Mathematics is the surest way to immortality

In a year's time, every record currently in the UK Top 40 Singles Chart will have dropped out.

In five years' time, most of those artists will have also vanished without trace.

In fifteen years' time, everything you think you know about fashion will be laughably incorrect.

In fifty years' time, any movie star you can name today will be forgotten.

In a hundred years' time, every single piece of technology you own will be obsolete.

In two hundred years' time, prominent world leaders like George W. Bush will be as unfamiliar to students of the day as President Zachary Taylor (1784-1850) is to us.
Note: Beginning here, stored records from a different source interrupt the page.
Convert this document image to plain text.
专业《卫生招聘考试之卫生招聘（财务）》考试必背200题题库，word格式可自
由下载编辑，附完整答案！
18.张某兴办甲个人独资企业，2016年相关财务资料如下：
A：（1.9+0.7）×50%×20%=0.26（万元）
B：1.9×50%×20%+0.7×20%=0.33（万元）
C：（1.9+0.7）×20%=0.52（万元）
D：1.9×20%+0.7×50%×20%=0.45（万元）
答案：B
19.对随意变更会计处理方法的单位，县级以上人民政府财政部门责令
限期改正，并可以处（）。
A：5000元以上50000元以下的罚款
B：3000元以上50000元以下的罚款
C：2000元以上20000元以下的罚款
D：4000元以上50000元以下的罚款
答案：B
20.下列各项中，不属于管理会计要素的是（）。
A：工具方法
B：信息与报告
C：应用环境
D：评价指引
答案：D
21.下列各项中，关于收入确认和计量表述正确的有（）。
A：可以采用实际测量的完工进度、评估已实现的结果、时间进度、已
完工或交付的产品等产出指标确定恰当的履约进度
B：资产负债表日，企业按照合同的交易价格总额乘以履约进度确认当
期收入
In a thousand years' time, Shakespeare will be just another piece of ancient history, as relevant as the Iliad.

In ten thousand years' time, everything you see will be gone, everything you know will have changed beyond recognition, and everyone you've ever heard of will have been forgotten for ever.

Except Pythagoras.
And Einstein.
And Archimedes.
And Newton.
And Wiles.

Fine, fine, I generalise, I make sweeping statements, I am melodramatic. But seriously. If you really, and I mean REALLY want to live forever, there is only one way to do it. A mathematical equation stands forever.

The title is attributed to Paul Erdős.

Yes, there are other ways to immortalise yourself, of which starting a World War or being the Son of God (or both) are but two. But tell me, which one do you have the best shot at? Ah well. We'll see who's right at the end of eternity.